More activists lose freedom of movement - this time, in Lebanon
Known as a “cyber-advocacy specialist” and perhaps coined the first Lebanese blogger, Imad Bazzi’s outspoken criticisms of his country’s government has been curtailed, as his right to travel has been revoked by the Lebanese General Security. Bazzi’s famous blog “Trella.org” has been quite vocal on issues such as freedom of expression, and human rights violations, since 1998. For the third time, Bazzi has endured passport troubles—this time, when attempting to renew, the authorities refused to return his passport and summoned him to an investigation. The General Security did not provide a legitimate reason for not renewing and confiscating Bazzi’s passport.
In a recent conversation with Movements.org, Bazzi said “I was supposed to return to Tunisia on Friday or Sunday, now I missed the plane because the General Security is refusing to return my passport.”
Bazzi further told Movements.org that the Lebanese General Security pulled the same thing with another Lebanese activist, Wissam Tarif.

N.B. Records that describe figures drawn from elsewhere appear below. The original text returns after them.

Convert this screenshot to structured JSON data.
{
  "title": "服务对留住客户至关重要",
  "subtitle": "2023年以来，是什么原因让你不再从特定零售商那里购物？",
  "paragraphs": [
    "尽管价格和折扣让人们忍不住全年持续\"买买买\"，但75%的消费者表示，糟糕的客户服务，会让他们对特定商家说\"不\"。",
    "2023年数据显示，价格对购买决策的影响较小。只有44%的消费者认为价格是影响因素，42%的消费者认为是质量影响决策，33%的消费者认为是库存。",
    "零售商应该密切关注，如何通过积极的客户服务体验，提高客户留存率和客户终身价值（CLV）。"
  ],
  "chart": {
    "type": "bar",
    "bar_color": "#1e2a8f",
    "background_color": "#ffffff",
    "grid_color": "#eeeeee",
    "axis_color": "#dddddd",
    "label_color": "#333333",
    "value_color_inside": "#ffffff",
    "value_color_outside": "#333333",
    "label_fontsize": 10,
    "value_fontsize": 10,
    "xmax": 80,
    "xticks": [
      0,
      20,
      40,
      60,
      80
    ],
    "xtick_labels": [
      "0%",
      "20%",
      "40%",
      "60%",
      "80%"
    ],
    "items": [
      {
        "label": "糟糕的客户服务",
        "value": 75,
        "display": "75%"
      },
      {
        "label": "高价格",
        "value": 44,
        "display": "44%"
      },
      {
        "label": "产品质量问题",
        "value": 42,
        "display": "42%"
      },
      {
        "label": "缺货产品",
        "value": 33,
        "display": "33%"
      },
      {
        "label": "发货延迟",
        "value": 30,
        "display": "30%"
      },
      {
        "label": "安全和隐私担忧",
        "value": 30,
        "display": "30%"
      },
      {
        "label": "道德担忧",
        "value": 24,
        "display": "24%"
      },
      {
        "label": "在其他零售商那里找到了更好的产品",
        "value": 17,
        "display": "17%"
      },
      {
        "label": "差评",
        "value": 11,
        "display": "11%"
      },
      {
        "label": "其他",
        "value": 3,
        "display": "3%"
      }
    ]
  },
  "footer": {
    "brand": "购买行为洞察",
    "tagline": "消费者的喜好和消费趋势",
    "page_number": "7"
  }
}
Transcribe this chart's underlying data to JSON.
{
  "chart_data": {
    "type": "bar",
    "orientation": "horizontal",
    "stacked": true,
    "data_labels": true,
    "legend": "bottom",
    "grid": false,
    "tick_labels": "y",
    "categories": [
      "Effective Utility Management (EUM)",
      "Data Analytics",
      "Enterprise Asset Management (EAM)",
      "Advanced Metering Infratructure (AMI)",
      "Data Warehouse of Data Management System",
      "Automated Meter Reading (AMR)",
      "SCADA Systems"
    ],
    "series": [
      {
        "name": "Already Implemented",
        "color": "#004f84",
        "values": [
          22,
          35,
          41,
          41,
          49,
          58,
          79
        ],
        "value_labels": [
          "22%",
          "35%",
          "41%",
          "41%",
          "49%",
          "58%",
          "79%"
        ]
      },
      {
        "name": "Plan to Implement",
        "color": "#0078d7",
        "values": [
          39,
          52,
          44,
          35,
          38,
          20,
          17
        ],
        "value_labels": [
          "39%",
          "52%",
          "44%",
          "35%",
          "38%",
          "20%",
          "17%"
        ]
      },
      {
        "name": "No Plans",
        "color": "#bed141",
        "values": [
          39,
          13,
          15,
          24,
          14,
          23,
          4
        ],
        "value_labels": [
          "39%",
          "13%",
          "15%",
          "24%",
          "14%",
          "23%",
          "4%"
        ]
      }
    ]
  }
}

The General Security in Lebanon is a law enforcement agency that primarily deals with passports, visas, and organizing the residency of foreigners in Lebanon. However, the agency, established in 1956, has always played a larger role as an Intelligence Agency, whose primary function is to collect and gather intelligence and inform its country’s government, ensuring national security and public order. The agency continues to enjoy a great deal of power, that some activists consider to be unconstitutional.
During the Syrian occupation in Lebanon, the General Security, helmed by a shiaa officer, with close ties to Hezbollah, has played a major role in tracking and harassing activists and opponents of the Syrian regime in Lebanon. After the murder of Al Hariri, the role of the General security has deteriorated, but recently they’ve gained momentum. Lebanon is a country built on balances between sects, and while the role of the General Security has its limitations, they still have wiggle room to pressure activists like Bazzi. They are also capable of banning some newspapers, and films, like the Iranian movie Persepolis, from entering the country.
While the freedom of movement is guaranteed by the Universal Declaration of Human Rights, which Lebanon voted in favor of when it was adopted in 1948, this move is nothing new for Lebanon or other restrictive regimes around the world. Movements.org has covered the issue many times in the past, as governments from Cuba to Iran to China have tried to silence activists by banning them from traveling abroad. Now Imad Bazzi has joined Chinese artist and activist Ai Weiwei and many, many other activists in being kept from realizing his full rights, all because of his political speech.